Edit: I feel like Coda mentioning the Agent had more personality and individuality than she was expecting is a topic that'll come up in conversation with someone.
 
Last edited:
[x] Frag
[x] Chrysalis
[x] Page/Thrash

I have a type and I am not ashamed about it.

Also, I'm glad we have IC reasons for Coda to feel like "okay, that was a cool, one-time thing to not ever do again, fucking ow", because I have a sense that there may be some software upgrades in the pipe soon; redpills evidently haven't previously put the Agent programs in a place where they have to consider if they experience things like bleeding and pain, and some of the oversights in the coding (the aforementioned bleeding and pain, infinite strength on system with finite mass and bone density, etc.) may get adjusted.

And even if they aren't, the possibility that they could be should present reason enough for Coda to not try that again anytime soon.

edit: adding Page/Thrash, hoping that approval voting is fine, because I'd really rather not engage with the company creep.
 
Last edited:
Edit: I feel like Coda mentioning the Agent had more personality and individuality than she was expecting is a topic that'll come up in conversation with someone.
I mean, Sketch is leaning into the "the machines and the Matrix are a metaphor for late stage capitalism" angle even harder than the Wachowskis did.

Agents are basically just the ascended uber-cops.

And cops do have personalities and individuality.
 
We did it guys!

"Because this is how you die," Frag said sadly. "Do you think you're the first to be like this?

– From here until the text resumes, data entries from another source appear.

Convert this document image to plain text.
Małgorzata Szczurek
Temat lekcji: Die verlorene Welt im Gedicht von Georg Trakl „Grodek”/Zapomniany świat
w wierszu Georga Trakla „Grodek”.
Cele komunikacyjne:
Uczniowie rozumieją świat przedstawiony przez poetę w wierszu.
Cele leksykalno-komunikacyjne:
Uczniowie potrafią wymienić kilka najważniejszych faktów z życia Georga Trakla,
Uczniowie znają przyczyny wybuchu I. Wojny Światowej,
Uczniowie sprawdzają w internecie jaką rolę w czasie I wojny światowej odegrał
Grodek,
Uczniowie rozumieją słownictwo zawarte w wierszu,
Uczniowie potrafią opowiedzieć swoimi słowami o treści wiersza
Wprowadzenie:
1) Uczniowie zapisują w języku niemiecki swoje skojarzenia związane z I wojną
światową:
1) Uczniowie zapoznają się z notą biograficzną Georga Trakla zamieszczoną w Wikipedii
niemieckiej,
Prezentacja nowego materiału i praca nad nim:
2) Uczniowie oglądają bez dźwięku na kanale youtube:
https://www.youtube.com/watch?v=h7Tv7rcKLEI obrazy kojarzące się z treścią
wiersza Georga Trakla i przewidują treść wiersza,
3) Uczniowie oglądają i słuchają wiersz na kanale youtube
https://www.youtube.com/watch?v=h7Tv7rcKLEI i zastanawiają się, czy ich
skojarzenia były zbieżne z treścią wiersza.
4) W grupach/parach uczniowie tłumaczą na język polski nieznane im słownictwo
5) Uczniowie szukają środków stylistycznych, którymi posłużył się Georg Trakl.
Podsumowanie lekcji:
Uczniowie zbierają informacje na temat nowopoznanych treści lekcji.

To find rejecting it all easy, to fight an Agent to a standstill, to dodge bullets? No, there's a few of you every year. And you all die the same, picking a fight you can't win because you're tired of running. You'll die because this is the only way you can live."

You paused, trying to understand what the hell she could possibly mean by that. It seemed… counter to everything, to all the promises they'd made.

"I know you don't understand," she said sagely. "Why listen to me? I'm just as dead as you are."

o7

The candle that burns twice as bright...

---

These codes will be useful, but the ship needs to reposition and the crew need to recuperate before going back into the Matrix.

Pick two members of the crew to get to know better.

[ ] Frag
[ ] Page/Thrash
[ ] Cache
[ ] Vector
[ ] Chrysalis
[ ] Sprite
[ ] Enigma

Hmmm... no strong ideas here honestly, just kinda picking what takes my fancy:

[X] Cache
[X] Sprite

Cache is our friend, and might help us process the... everything that just happened. Sprite because I've forgotten what their deal is.